By: SafeToTalk Foundation
Feb. 27, 2013 - PRLog -- DRAPER, Utah -- As the end of February approaches, the anonymous school tip line, SafeToTalk, hopes to make a final push towards teen dating violence awareness. February is national ‘Teen Dating Violence Awareness Month,’ which means that now is a great time for parents and schools to talk to teens about safety while dating.
Many teens appear to be happy, but are actually suffering from dating abuse. TheCloseLineProject.org, states that approximately 1 in 5 female high school students have been physically and/or sexually abused by a dating partner, and over 20% of all homicides against females ages 16-19 were committed by an intimate partner.
SafeToTalk is currently being utilized in over 1300 schools across the country. It receives hundreds of tips from students and parents each day regarding safety issues, including teen dating violence.
Recently, a tip was submitted concerning a high school cheerleader who was seen in the locker room with bruises all over her back.
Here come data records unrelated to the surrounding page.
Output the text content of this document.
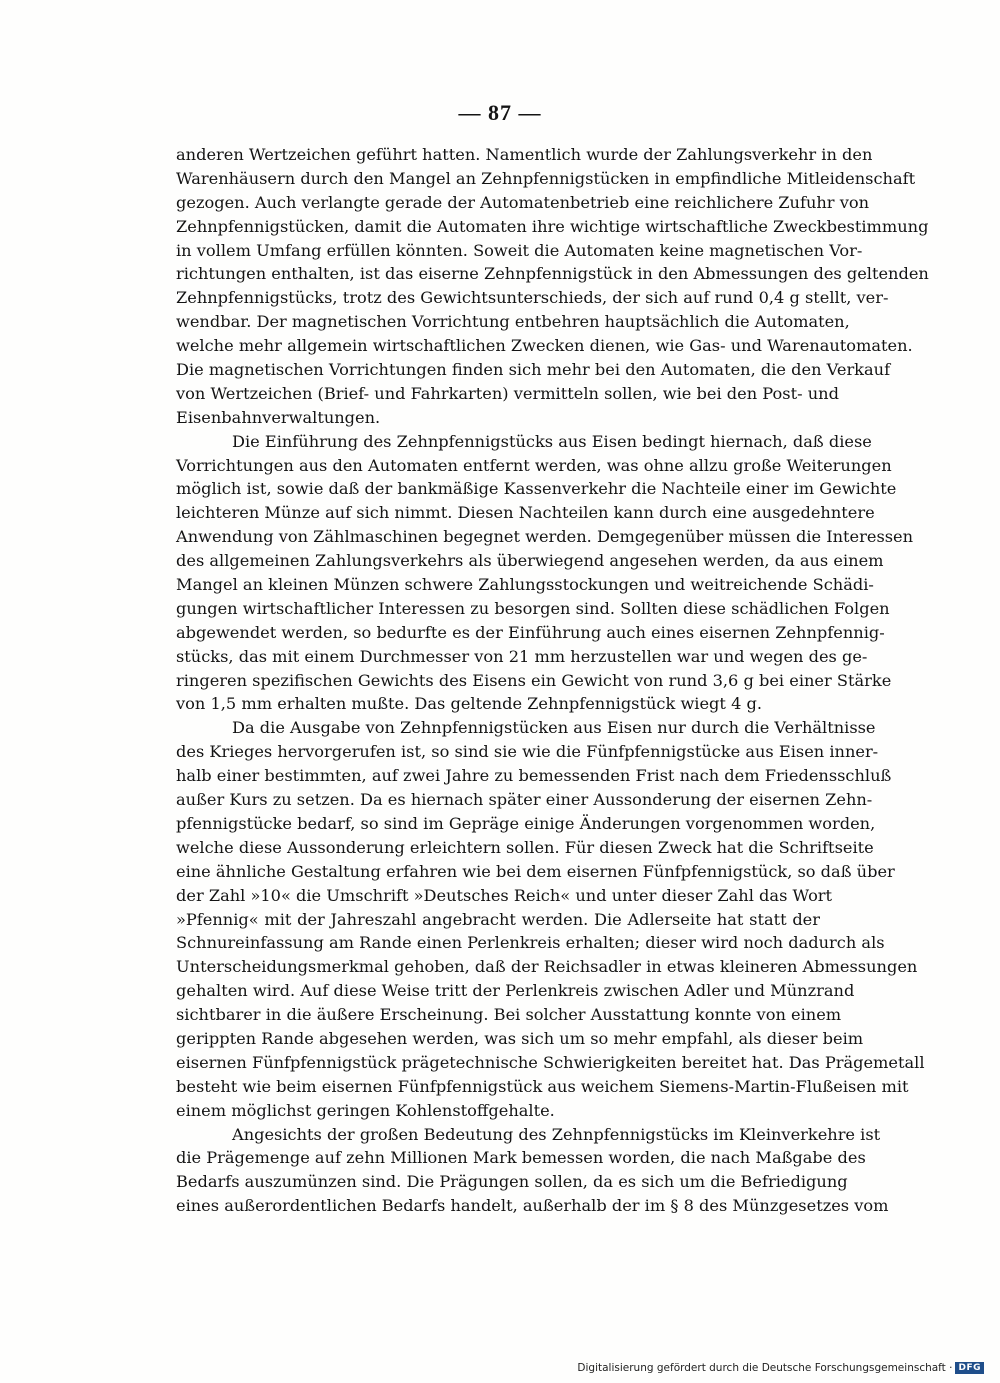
— 87 —
anderen Wertzeichen geführt hatten. Namentlich wurde der Zahlungsverkehr in den
Warenhäusern durch den Mangel an Zehnpfennigstücken in empfindliche Mitleidenschaft
gezogen. Auch verlangte gerade der Automatenbetrieb eine reichlichere Zufuhr von
Zehnpfennigstücken, damit die Automaten ihre wichtige wirtschaftliche Zweckbestimmung
in vollem Umfang erfüllen könnten. Soweit die Automaten keine magnetischen Vor-
richtungen enthalten, ist das eiserne Zehnpfennigstück in den Abmessungen des geltenden
Zehnpfennigstücks, trotz des Gewichtsunterschieds, der sich auf rund 0,4 g stellt, ver-
wendbar. Der magnetischen Vorrichtung entbehren hauptsächlich die Automaten,
welche mehr allgemein wirtschaftlichen Zwecken dienen, wie Gas- und Warenautomaten.
Die magnetischen Vorrichtungen finden sich mehr bei den Automaten, die den Verkauf
von Wertzeichen (Brief- und Fahrkarten) vermitteln sollen, wie bei den Post- und
Eisenbahnverwaltungen.
Die Einführung des Zehnpfennigstücks aus Eisen bedingt hiernach, daß diese
Vorrichtungen aus den Automaten entfernt werden, was ohne allzu große Weiterungen
möglich ist, sowie daß der bankmäßige Kassenverkehr die Nachteile einer im Gewichte
leichteren Münze auf sich nimmt. Diesen Nachteilen kann durch eine ausgedehntere
Anwendung von Zählmaschinen begegnet werden. Demgegenüber müssen die Interessen
des allgemeinen Zahlungsverkehrs als überwiegend angesehen werden, da aus einem
Mangel an kleinen Münzen schwere Zahlungsstockungen und weitreichende Schädi-
gungen wirtschaftlicher Interessen zu besorgen sind. Sollten diese schädlichen Folgen
abgewendet werden, so bedurfte es der Einführung auch eines eisernen Zehnpfennig-
stücks, das mit einem Durchmesser von 21 mm herzustellen war und wegen des ge-
ringeren spezifischen Gewichts des Eisens ein Gewicht von rund 3,6 g bei einer Stärke
von 1,5 mm erhalten mußte. Das geltende Zehnpfennigstück wiegt 4 g.
Da die Ausgabe von Zehnpfennigstücken aus Eisen nur durch die Verhältnisse
des Krieges hervorgerufen ist, so sind sie wie die Fünfpfennigstücke aus Eisen inner-
halb einer bestimmten, auf zwei Jahre zu bemessenden Frist nach dem Friedensschluß
außer Kurs zu setzen. Da es hiernach später einer Aussonderung der eisernen Zehn-
pfennigstücke bedarf, so sind im Gepräge einige Änderungen vorgenommen worden,
welche diese Aussonderung erleichtern sollen. Für diesen Zweck hat die Schriftseite
eine ähnliche Gestaltung erfahren wie bei dem eisernen Fünfpfennigstück, so daß über
der Zahl »10« die Umschrift »Deutsches Reich« und unter dieser Zahl das Wort
»Pfennig« mit der Jahreszahl angebracht werden. Die Adlerseite hat statt der
Schnureinfassung am Rande einen Perlenkreis erhalten; dieser wird noch dadurch als
Unterscheidungsmerkmal gehoben, daß der Reichsadler in etwas kleineren Abmessungen
gehalten wird. Auf diese Weise tritt der Perlenkreis zwischen Adler und Münzrand
sichtbarer in die äußere Erscheinung. Bei solcher Ausstattung konnte von einem
gerippten Rande abgesehen werden, was sich um so mehr empfahl, als dieser beim
eisernen Fünfpfennigstück prägetechnische Schwierigkeiten bereitet hat. Das Prägemetall
besteht wie beim eisernen Fünfpfennigstück aus weichem Siemens-Martin-Flußeisen mit
einem möglichst geringen Kohlenstoffgehalte.
Angesichts der großen Bedeutung des Zehnpfennigstücks im Kleinverkehre ist
die Prägemenge auf zehn Millionen Mark bemessen worden, die nach Maßgabe des
Bedarfs auszumünzen sind. Die Prägungen sollen, da es sich um die Befriedigung
eines außerordentlichen Bedarfs handelt, außerhalb der im § 8 des Münzgesetzes vom
Digitalisierung gefördert durch die Deutsche Forschungsgemeinschaft · DFG
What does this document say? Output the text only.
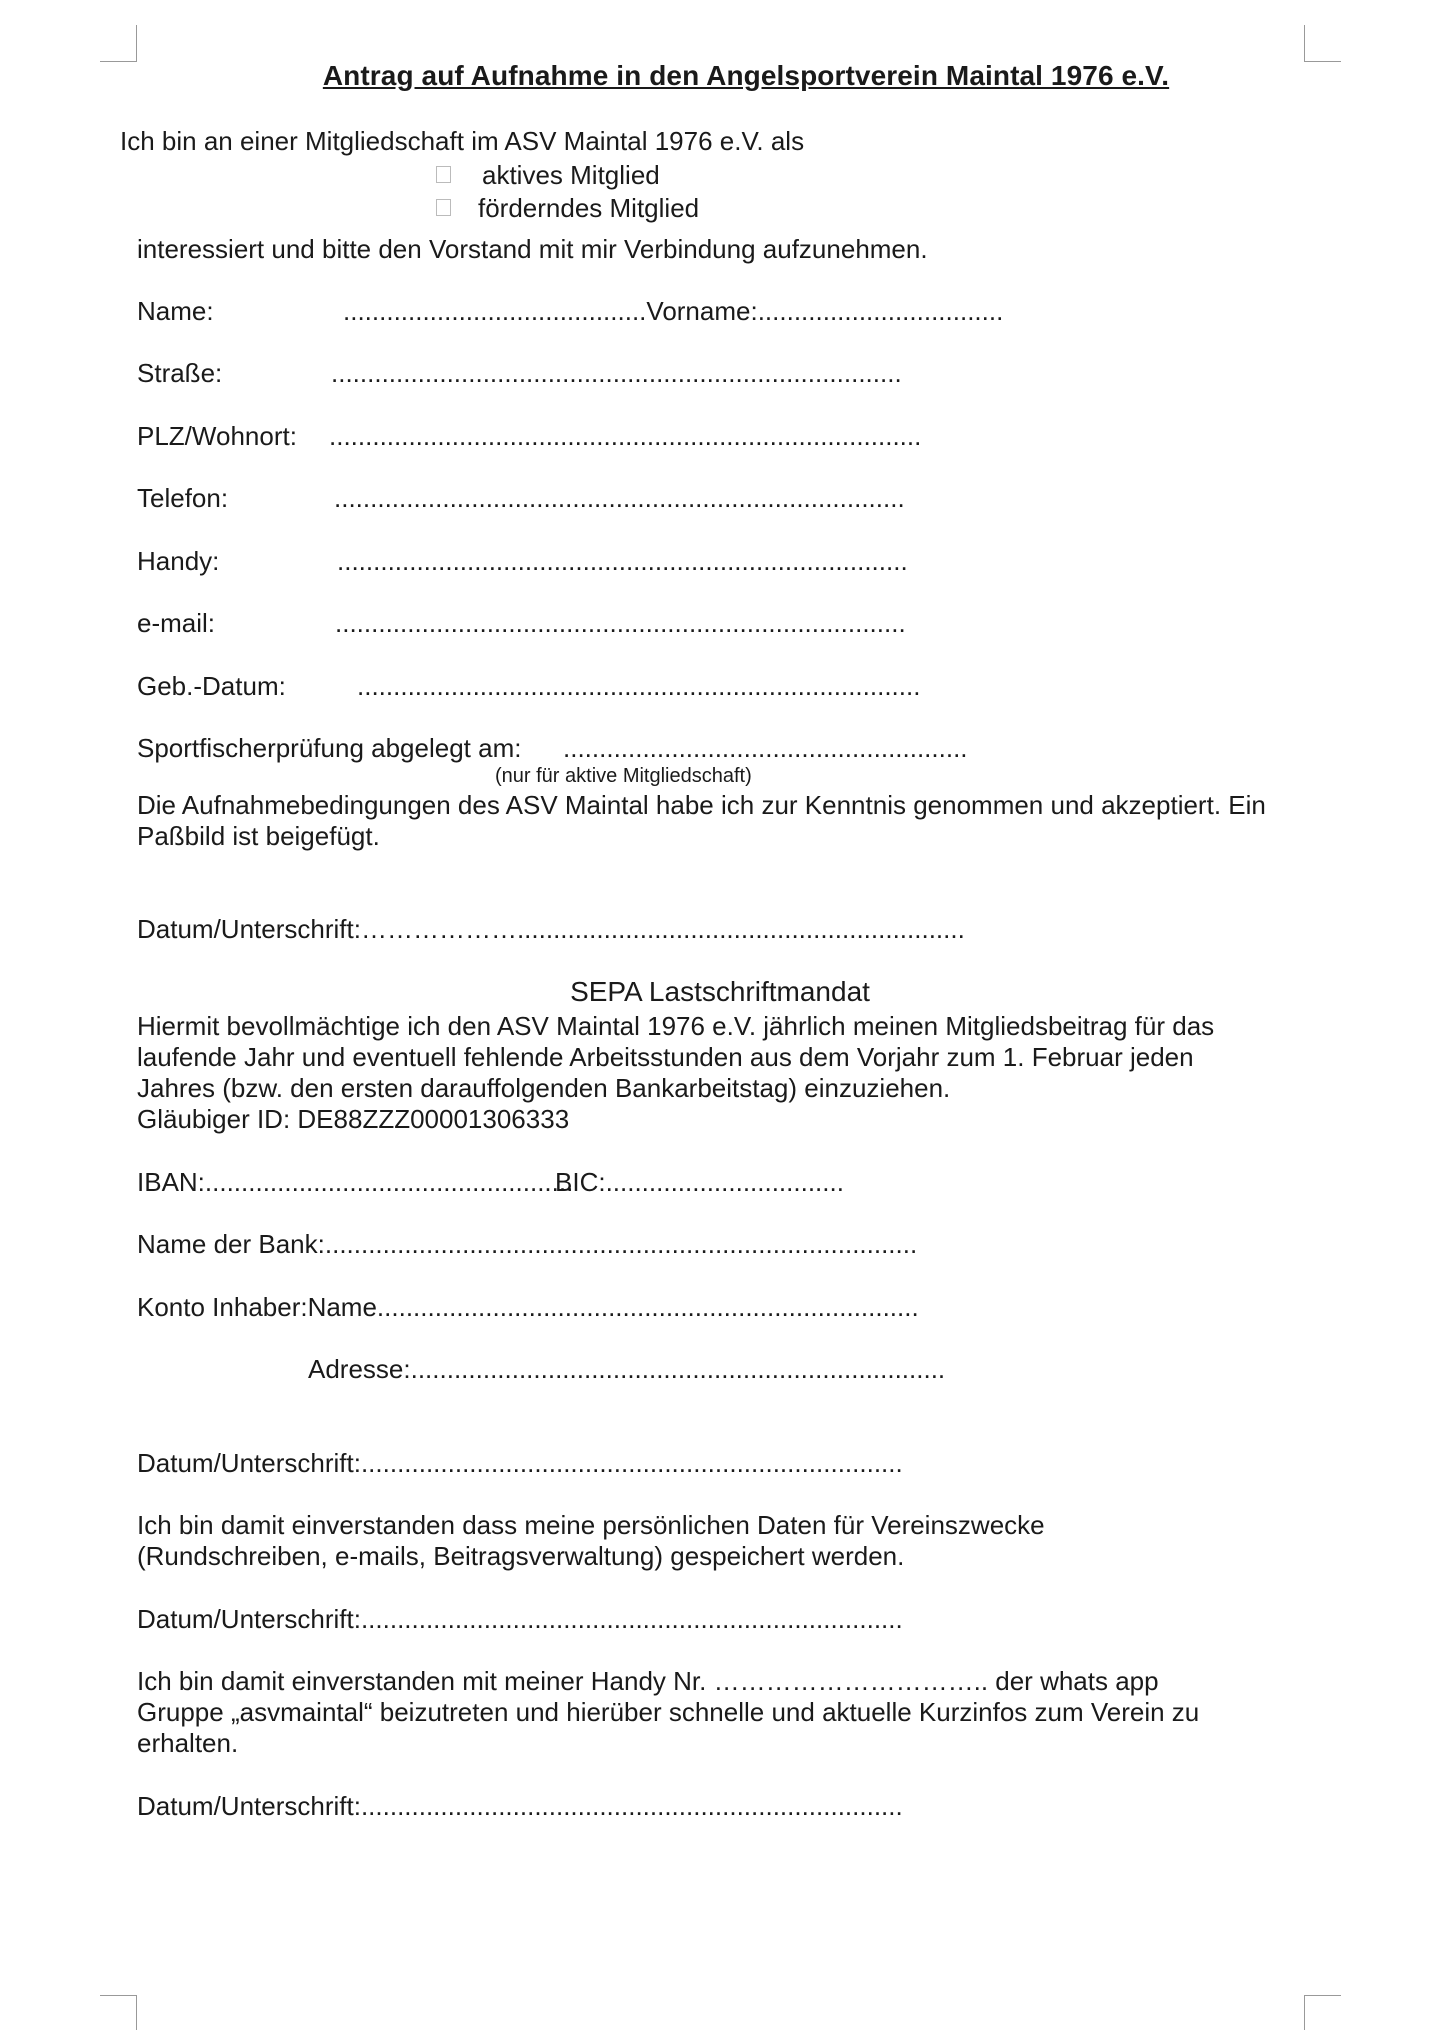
Antrag auf Aufnahme in den Angelsportverein Maintal 1976 e.V.
Ich bin an einer Mitgliedschaft im ASV Maintal 1976 e.V. als
aktives Mitglied
förderndes Mitglied
interessiert und bitte den Vorstand mit mir Verbindung aufzunehmen.
Name:	..........................................Vorname:..................................
Straße:	...............................................................................
PLZ/Wohnort: ..................................................................................
Telefon:	...............................................................................
Handy:	...............................................................................
e-mail:	...............................................................................
Geb.-Datum:	..............................................................................
Sportfischerprüfung abgelegt am: ........................................................
(nur für aktive Mitgliedschaft)
Die Aufnahmebedingungen des ASV Maintal habe ich zur Kenntnis genommen und akzeptiert. Ein
Paßbild ist beigefügt.
Datum/Unterschrift:………………..............................................................
SEPA Lastschriftmandat
Hiermit bevollmächtige ich den ASV Maintal 1976 e.V. jährlich meinen Mitgliedsbeitrag für das
laufende Jahr und eventuell fehlende Arbeitsstunden aus dem Vorjahr zum 1. Februar jeden
Jahres (bzw. den ersten darauffolgenden Bankarbeitstag) einzuziehen.
Gläubiger ID: DE88ZZZ00001306333
IBAN:...................................................
BIC:.................................
Name der Bank:..................................................................................
Konto Inhaber:Name...........................................................................
Adresse:..........................................................................
Datum/Unterschrift:...........................................................................
Ich bin damit einverstanden dass meine persönlichen Daten für Vereinszwecke
(Rundschreiben, e-mails, Beitragsverwaltung) gespeichert werden.
Datum/Unterschrift:...........................................................................
Ich bin damit einverstanden mit meiner Handy Nr. ………………………….. der whats app
Gruppe „asvmaintal“ beizutreten und hierüber schnelle und aktuelle Kurzinfos zum Verein zu
erhalten.
Datum/Unterschrift:...........................................................................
The school responded to the tip immediately and learned that the girl was in an abusive relationship. Her boyfriend had been beating her when she refused to consent to his sexual requests. The school was able to help relieve the teen of the abusive relationship and assist in her rehabilitation. Many administrators throughout the nation are relying on school tip lines to help with situations just like this.
“We receive a handful of tips each week,” said Sydney Hackford, Assistant Principal, Lone Peak High School, Highland, UT. “I’m convinced that some of the tips we’ve received have saved lives. Not all of the tips are life and death situations, but they definitely help make our school safer.”
Although SafeToTalk works hard to encourage students to report safety tips, parents need to be actively involved in their teen’s relationships. The Empower Program’s teen abuse guide reports that over 54 percent of parents have not talked to their teens about dating abuse. In order to protect teens, parents need to communicate with them about how to stay safe while dating, and how to get help for abuse.
SafeToTalk helps break the silence barrier between students and school faculty throughout the nation. The anonymous tip line allows students to report incidents of school violence, bullying, drugs, weapons, and other safety concerns via text or web submission. Kids become the eyes and ears of school administration, protecting themselves and their friends from unsafe situations.